I need to fill 2D array (tmp[Ny][Nx]) while each cell of the array gets an integral (of some function) as a function of free parameters. Since I deal with a very large arrays (here I simplified my case), I need to use OpenMP parallelism in order to speed my calculations up. Here I use simple #pragma omp parallel for directive.
Without using #pragma omp parallel for, the code executes perfectly. But adding the parallel directive, produces race conditions in the output.
I tried to cure it by making private(i,j,par), it did not help.
P.S. I use VS2008 Professional with OpenMP 2.0 and under WIndows 7 OS
Here is my code: (a short sample)
testfunc(const double* var, const double* par)
{
// here is some simple function to be integrated over
// var[0] and var[1] and two free parameters par[0] and par[1]
return ....
}
#define Nx 10000
#define Ny 10000
static double tmp[Ny][Nx];
int main()
{
double par[2]; // parameters
double xmin[]={0,0} // limits of 2D integration
double xmax[]={1,1};// limits of 2D integration
double val,Tol=1e-7,AbsTol=1e-7;
int i,j,NDim=2,NEval=1e5;
#pragma omp parallel for private(i,j,par,val)
for (i=0;i<Nx;i++)
{
for (j=0;j<Ny;j++)
{
par[0]=i;
par[1]=j*j;
adapt_integrate(testfunc,par, NDim, xmin, xmax,
NEval, Tol, AbsTol, &val, &err);
// adapt_integrate - receives my integrand, performs
// integration and returns a result through "val"
tmp[i][j] = val;
}
}
}
It produces race conditions at the output. I tried to avoid it by making all internal variables (i,j,par and val) private, but it doesn't help.

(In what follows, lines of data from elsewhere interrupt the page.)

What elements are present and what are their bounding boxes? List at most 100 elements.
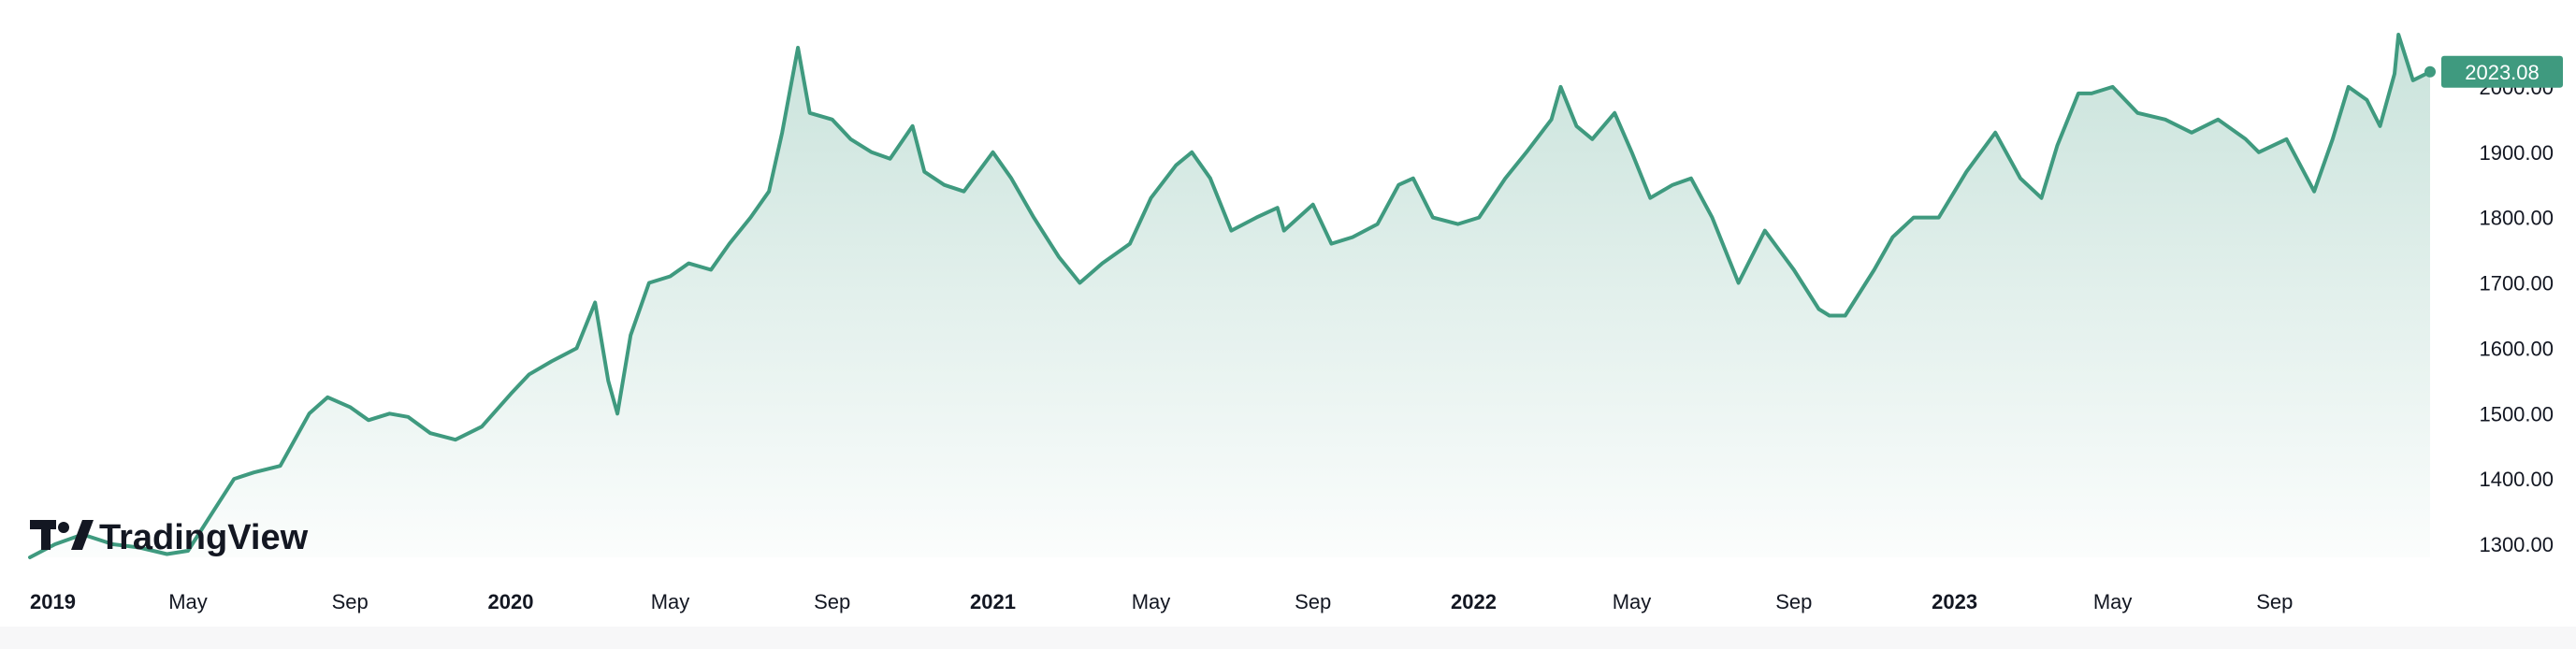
x-tick-label: May bbox=[2093, 590, 2133, 613]
data-point bbox=[1329, 242, 1333, 246]
data-point bbox=[669, 275, 673, 279]
x-axis: 2019 May Sep 2020 May Sep 2021 May Sep 2022 May Sep… bbox=[30, 590, 2293, 613]
data-point bbox=[326, 396, 329, 399]
data-point bbox=[2019, 177, 2022, 180]
data-point bbox=[1208, 177, 1212, 180]
series-line bbox=[28, 33, 2432, 559]
x-tick-label: May bbox=[651, 590, 690, 613]
data-point bbox=[1689, 177, 1693, 180]
data-point bbox=[2040, 196, 2044, 200]
x-tick-label: 2022 bbox=[1451, 590, 1497, 613]
data-point bbox=[1150, 196, 1153, 200]
data-point bbox=[1057, 255, 1061, 259]
x-tick-label: Sep bbox=[1775, 590, 1812, 613]
data-point bbox=[1912, 216, 1916, 220]
data-point bbox=[1477, 216, 1481, 220]
data-point bbox=[2312, 190, 2316, 194]
data-point bbox=[709, 268, 713, 272]
data-point bbox=[2365, 98, 2368, 102]
data-point bbox=[1711, 216, 1715, 220]
data-point bbox=[808, 111, 812, 115]
data-point bbox=[1737, 281, 1741, 285]
data-point bbox=[831, 118, 834, 122]
data-point bbox=[2379, 124, 2382, 128]
data-point bbox=[1100, 262, 1104, 266]
data-point bbox=[1032, 216, 1035, 220]
data-point bbox=[2411, 79, 2415, 82]
data-point bbox=[1229, 229, 1233, 233]
data-point bbox=[1276, 206, 1280, 209]
data-point bbox=[991, 151, 995, 154]
data-point bbox=[2164, 118, 2167, 122]
last-price-tag: 2023.08 bbox=[2441, 55, 2563, 88]
data-point bbox=[1128, 242, 1132, 246]
data-point bbox=[1993, 131, 1997, 135]
data-point bbox=[1503, 177, 1507, 180]
x-tick-label: Sep bbox=[332, 590, 369, 613]
data-point bbox=[1964, 170, 1968, 174]
data-point bbox=[1351, 236, 1354, 239]
data-point bbox=[889, 157, 892, 161]
data-point bbox=[2257, 151, 2261, 154]
data-point bbox=[53, 542, 57, 546]
data-point bbox=[647, 281, 651, 285]
data-point bbox=[1550, 118, 1554, 122]
data-point bbox=[1009, 177, 1013, 180]
last-price-dot bbox=[2424, 65, 2436, 78]
data-point bbox=[780, 131, 784, 135]
data-point bbox=[1890, 236, 1894, 239]
y-tick-label: 1700.00 bbox=[2479, 272, 2554, 296]
data-point bbox=[2077, 92, 2080, 95]
data-point bbox=[252, 470, 255, 474]
data-point bbox=[1078, 281, 1081, 285]
data-point bbox=[2285, 137, 2289, 141]
data-point bbox=[1282, 229, 1286, 233]
data-point bbox=[2396, 33, 2400, 36]
data-point bbox=[1630, 151, 1634, 154]
data-point bbox=[1174, 164, 1178, 167]
data-point bbox=[2216, 118, 2220, 122]
x-tick-label: 2019 bbox=[30, 590, 76, 613]
data-point bbox=[1559, 85, 1563, 89]
data-point bbox=[593, 301, 597, 305]
data-point bbox=[1590, 137, 1594, 141]
x-tick-label: May bbox=[1132, 590, 1171, 613]
data-point bbox=[1254, 216, 1258, 220]
data-point bbox=[848, 137, 852, 141]
data-point bbox=[528, 372, 531, 376]
data-point bbox=[1613, 111, 1616, 115]
data-point bbox=[629, 333, 632, 337]
data-point bbox=[1574, 124, 1578, 128]
area-fill bbox=[30, 35, 2430, 557]
data-point bbox=[911, 124, 915, 128]
data-point bbox=[2190, 131, 2193, 135]
data-point bbox=[2090, 92, 2093, 95]
tradingview-wordmark: TradingView bbox=[99, 518, 309, 557]
data-point bbox=[2331, 137, 2335, 141]
data-point bbox=[1671, 183, 1674, 187]
data-point bbox=[480, 425, 484, 428]
y-tick-label: 1400.00 bbox=[2479, 468, 2554, 491]
data-point bbox=[1311, 203, 1315, 207]
data-point bbox=[2393, 72, 2396, 76]
y-tick-label: 1600.00 bbox=[2479, 337, 2554, 360]
y-tick-label: 1900.00 bbox=[2479, 141, 2554, 165]
data-point bbox=[1525, 151, 1528, 154]
data-point bbox=[1397, 183, 1400, 187]
y-tick-label: 1800.00 bbox=[2479, 207, 2554, 230]
data-point bbox=[1190, 151, 1194, 154]
data-point bbox=[1844, 314, 1847, 318]
data-point bbox=[1376, 223, 1380, 226]
y-tick-label: 1300.00 bbox=[2479, 533, 2554, 556]
data-point bbox=[2244, 137, 2248, 141]
data-point bbox=[962, 190, 966, 194]
data-point bbox=[606, 379, 610, 382]
data-point bbox=[406, 415, 410, 419]
data-point bbox=[1873, 268, 1876, 272]
data-point bbox=[308, 411, 311, 415]
data-point bbox=[767, 190, 771, 194]
tradingview-logo: TradingView bbox=[30, 518, 309, 557]
data-point bbox=[28, 555, 32, 559]
x-tick-label: Sep bbox=[814, 590, 850, 613]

P.S. Serial version (#threads=1) of this code runs properly.
(Answered in the question. Converted to a community wiki answer. See Question with no answers, but issue solved in the comments (or extended in chat) )
The OP wrote:
The problem Solved!
I defined parameters of integration as global and used #pragma omp threadprivate(parGlob) directive for them. Now it works like a charm. I've been thinking that private() and threadprivate() have the same meaning, just different ways of implementations, but they do not.
So, playing with these directives may give a correct answer. Another thing is that defining iterator i inside the first for loop gives additional 20%-30% speed up in performance. So, the fastest version of the code looks now as:
testfunc(const double* var, const double* par)
{
.......
}
#define Nx 10000
#define Ny 10000
static double tmp[Ny][Nx];
double parGlob[2]; //<- Here are they!!!
#pragma omp threadprivate(parGlob) // <-Magic directive!!!!
int main()
{
// Not here !!!! -> double par[2]; // parameters
double xmin[]={0,0} // limits of 2D integration
double xmax[]={1,1};// limits of 2D integration
double val,Tol=1e-7,AbsTol=1e-7;
int j,NDim=2,NEval=1e5;
#pragma omp parallel for private(j,val) // no `i` inside `private` clause
for (int i=0;i<Nx;i++)
{
for (j=0;j<Ny;j++)
{
parGlob[0]=i;
parGlob[1]=j*j;
adapt_integrate(testfunc,par, NDim, xmin, xmax,
NEval, Tol, AbsTol, &val, &err);
tmp[i][j] = val;
}
}
}